Stourzh will discuss his storied career and his latest book, a collection of 15 essays previously published from 1953 to 2005, in a lecture at the Library of Congress titled “Traces of an Intellectual Journey: Gerald Stourzh Presents His Book ‘From Vienna to Chicago and Back” at 4 p.m. on Wednesday, Sept. 24
The event, which will take place in Room 119 of the Thomas Jefferson Building, 10 First St. S.E., Washington, D.C., is free and open to the public; no tickets or reservations are required. The lecture is sponsored by the John W. Kluge Center and the European Division, both of the Library of Congress, and the Austrian Cultural Forum of Washington.
Stourzh’s book, “From Vienna to Chicago and Back: Essays on Intellectual History and Political Thought in Europe and America” (2007), covers a variety of topics in American and European history, examining the impact of law on politics. The book looks at Anglo-American topics such as the influence of William Blackstone on pre-revolutionary political discourse in the 13 colonies and the conceptual evolution of the constitution as a foundation of government. The book also examines 19th- and 20th-century Austrian history, and studies the development of equal rights that are at the core of Western democratic governments.

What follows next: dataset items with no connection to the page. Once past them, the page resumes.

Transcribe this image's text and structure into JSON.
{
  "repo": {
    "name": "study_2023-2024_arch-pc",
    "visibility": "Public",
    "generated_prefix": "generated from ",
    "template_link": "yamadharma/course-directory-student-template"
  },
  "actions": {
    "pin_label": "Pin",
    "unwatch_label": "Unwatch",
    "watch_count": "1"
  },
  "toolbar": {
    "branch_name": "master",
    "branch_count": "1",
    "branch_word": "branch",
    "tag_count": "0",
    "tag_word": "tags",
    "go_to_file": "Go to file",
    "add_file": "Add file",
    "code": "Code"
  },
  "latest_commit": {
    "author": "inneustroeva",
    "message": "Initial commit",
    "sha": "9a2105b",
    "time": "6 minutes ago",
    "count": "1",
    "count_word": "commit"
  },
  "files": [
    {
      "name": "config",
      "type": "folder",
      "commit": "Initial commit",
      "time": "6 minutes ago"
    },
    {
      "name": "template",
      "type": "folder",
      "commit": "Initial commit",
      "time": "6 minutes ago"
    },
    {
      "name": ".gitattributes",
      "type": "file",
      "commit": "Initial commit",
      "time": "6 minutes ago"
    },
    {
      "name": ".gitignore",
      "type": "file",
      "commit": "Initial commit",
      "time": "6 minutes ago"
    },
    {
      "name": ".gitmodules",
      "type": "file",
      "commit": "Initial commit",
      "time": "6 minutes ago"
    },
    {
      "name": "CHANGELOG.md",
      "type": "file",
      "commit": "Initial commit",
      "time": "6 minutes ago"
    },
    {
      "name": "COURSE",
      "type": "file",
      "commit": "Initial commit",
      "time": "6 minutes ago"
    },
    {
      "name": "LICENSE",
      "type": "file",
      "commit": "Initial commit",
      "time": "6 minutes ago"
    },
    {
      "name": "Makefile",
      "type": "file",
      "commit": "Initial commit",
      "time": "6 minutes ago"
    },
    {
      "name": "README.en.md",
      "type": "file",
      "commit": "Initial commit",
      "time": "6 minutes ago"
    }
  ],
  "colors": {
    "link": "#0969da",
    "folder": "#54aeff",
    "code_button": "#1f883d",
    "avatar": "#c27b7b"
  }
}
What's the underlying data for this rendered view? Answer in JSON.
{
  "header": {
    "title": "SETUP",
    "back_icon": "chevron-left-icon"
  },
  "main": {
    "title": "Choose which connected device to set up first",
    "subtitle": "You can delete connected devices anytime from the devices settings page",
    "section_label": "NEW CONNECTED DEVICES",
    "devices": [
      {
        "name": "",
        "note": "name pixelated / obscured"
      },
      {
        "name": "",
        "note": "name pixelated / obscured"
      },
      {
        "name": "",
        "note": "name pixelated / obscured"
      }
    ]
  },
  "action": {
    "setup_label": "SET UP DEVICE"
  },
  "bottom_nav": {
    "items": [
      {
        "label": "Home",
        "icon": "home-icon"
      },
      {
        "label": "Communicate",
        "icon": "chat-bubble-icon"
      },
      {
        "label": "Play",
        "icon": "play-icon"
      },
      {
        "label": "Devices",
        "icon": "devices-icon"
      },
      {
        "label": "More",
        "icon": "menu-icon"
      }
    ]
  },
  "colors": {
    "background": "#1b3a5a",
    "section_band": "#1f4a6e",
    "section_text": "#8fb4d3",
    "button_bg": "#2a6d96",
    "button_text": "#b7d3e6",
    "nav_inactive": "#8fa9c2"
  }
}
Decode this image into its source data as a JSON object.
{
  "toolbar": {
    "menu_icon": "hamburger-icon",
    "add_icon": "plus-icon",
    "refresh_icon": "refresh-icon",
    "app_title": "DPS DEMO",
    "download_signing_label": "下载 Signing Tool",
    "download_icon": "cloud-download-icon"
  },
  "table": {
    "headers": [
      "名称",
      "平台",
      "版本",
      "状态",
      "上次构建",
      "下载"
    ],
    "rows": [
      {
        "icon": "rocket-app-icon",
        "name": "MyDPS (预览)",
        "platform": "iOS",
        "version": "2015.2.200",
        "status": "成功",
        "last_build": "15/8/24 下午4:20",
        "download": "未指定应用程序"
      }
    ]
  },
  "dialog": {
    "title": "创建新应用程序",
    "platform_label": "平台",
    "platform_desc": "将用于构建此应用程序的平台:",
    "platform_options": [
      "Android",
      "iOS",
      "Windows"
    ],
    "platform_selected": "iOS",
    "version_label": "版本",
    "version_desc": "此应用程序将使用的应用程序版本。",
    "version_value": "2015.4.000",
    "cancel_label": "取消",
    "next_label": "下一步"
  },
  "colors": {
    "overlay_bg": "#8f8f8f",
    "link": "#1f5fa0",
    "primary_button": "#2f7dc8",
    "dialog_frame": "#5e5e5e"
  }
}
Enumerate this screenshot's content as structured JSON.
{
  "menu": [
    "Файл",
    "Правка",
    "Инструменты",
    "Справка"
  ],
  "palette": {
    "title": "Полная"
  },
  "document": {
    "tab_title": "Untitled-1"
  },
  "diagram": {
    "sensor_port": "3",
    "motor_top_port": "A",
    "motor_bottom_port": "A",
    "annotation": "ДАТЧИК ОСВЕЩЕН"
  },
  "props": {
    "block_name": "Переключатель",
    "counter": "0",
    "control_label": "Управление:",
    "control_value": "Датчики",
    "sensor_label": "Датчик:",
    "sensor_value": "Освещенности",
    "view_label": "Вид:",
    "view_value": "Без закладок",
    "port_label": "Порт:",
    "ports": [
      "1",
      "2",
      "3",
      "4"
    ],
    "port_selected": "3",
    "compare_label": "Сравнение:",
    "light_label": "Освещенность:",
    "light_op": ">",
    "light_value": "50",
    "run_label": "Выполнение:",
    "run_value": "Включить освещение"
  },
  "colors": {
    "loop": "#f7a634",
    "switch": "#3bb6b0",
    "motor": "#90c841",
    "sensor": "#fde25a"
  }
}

Stourzh was born in Vienna in 1929. From 1951 to 1958 he worked at the University of Chicago and at the American Foundation for Political Education (1956-1957). On his return to Austria in 1958, he established the Austrian Association for Foreign Policy. After two years in the Austrian Foreign Service, he became professor of modern and North American history at the Free University of Berlin from 1964 to 1969. He then returned to Austria to become professor of modern history at the University of Vienna.
He is the author of several books in English and German, including “Alexander Hamilton and the Idea of Republican Government” (1970) and “Benjamin Franklin and American Foreign Policy” (1954). His publications on the Austrian State Treaty form the leading body of work on that subject. Stourz has also won acclaim for his work on the history of human, civil and minority rights in Austria.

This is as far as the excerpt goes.